The Reserve Bank today increased the repo rates by half a percentage point, and the rate hike has come into effect with immediate effect. The Repo rate is the rate at which the Reserve Bank gives short-term loans to other banks. With the increase in repo rates, it is clear that the cost of raising money by the banks will also increase and they will pass it on to their customers. That is, soon the EMI of your loan is going to increase. It is for you banks to decide for themselves how they will go ahead with this hike, but it is likely that with more than one hike, the effect of this hike in repo rates will reach the customers at some point in time. Let us tell you how much your EMI will increase if your loan rates increase by half a percent.
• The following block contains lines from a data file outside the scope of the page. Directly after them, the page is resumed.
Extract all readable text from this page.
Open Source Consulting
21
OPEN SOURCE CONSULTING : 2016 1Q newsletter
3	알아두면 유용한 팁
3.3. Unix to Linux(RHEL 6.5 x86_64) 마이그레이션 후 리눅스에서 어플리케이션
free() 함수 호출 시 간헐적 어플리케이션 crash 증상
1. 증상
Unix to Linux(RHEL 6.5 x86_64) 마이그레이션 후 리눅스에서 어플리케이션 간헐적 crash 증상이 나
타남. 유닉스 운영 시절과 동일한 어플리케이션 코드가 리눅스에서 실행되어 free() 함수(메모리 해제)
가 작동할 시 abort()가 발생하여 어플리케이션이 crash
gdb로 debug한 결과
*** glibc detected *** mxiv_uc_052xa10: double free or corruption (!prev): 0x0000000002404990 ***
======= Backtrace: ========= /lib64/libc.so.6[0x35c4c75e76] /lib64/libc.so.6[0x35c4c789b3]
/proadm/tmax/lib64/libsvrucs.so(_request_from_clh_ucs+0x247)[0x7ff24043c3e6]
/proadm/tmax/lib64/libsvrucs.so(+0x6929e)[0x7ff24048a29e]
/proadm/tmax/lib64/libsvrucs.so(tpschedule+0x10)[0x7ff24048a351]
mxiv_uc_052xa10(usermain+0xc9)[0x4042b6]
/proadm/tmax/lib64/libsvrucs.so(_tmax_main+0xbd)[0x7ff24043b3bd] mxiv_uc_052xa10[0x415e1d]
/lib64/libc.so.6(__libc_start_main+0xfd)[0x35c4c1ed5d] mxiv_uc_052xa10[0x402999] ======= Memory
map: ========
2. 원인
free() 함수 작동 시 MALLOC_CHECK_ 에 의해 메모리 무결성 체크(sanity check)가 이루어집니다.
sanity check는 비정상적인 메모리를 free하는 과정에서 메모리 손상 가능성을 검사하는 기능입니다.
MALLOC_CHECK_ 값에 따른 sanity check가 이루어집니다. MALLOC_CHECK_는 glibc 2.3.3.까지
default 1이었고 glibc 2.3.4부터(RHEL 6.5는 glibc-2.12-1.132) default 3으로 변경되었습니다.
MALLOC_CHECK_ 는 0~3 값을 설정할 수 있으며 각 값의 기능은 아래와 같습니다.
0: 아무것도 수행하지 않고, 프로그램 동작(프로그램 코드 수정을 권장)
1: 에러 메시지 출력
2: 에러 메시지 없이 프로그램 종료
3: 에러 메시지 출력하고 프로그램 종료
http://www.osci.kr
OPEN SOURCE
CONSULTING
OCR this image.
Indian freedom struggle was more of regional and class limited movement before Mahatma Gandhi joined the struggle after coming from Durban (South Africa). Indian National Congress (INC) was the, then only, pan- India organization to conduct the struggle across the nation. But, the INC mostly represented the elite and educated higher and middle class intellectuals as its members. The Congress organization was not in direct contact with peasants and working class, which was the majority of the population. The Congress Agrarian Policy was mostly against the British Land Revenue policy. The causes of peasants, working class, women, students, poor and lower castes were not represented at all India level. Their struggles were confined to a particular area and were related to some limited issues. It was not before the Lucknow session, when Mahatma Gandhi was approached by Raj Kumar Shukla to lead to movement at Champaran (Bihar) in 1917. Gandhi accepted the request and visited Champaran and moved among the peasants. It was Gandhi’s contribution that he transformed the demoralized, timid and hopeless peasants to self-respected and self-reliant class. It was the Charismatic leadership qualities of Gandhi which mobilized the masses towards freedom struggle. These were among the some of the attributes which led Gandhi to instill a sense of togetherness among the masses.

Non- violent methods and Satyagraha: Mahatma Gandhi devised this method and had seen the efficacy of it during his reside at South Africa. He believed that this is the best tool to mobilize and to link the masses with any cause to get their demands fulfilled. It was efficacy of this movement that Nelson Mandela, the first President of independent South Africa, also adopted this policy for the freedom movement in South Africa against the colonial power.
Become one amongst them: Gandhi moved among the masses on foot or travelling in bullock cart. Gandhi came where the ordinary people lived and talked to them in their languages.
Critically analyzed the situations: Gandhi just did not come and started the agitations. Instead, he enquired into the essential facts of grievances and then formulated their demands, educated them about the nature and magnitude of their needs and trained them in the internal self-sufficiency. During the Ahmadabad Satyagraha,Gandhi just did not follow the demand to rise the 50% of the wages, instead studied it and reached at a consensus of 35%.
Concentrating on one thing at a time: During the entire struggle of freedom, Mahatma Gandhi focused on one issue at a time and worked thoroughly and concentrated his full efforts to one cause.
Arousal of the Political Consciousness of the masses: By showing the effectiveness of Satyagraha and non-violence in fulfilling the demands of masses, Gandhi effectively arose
What will be the effect of an increasing half percent
On a home loan of Rs 30 lakh for 20 years, the EMI of the customers will increase by Rs 1680. According to the data given by HDFC, the EMI on this loan at the rate of 7.55 percent will be Rs 24260 with an interest of Rs 28 lakh. If a person takes a loan after increasing the rates by half a percentage, then he will have to pay an EMI of 25940 on this loan and his loan share will increase to 32 lakhs. That is, the EMI at the new rates will increase by Rs 1680 per month and in 20 years, the new customer will have to pay an additional interest of Rs 4 lakh.
Will it affect existing customers as well?
The impact of the new rates on existing customers will depend on which interest rate they have chosen. Loans are issued at two types of interest rates. A fixed-rate loan means that there is no further fluctuation in the rates. On the other hand, other variable rates change with the change in the key rates. Usually, when the interest rates are at lower levels and the loans are of longer tenure, customers are advised to go for a fixed rate loan whereas if the loan is taken at very high rates then variable rates are advised, today Tomorrow people prefer to take a loan at a fixed rate. If your interest rates are fixed then you don't need to worry, although you have taken a loan at the variable rate then you need to review because RBI has indicated that further Rates may increase.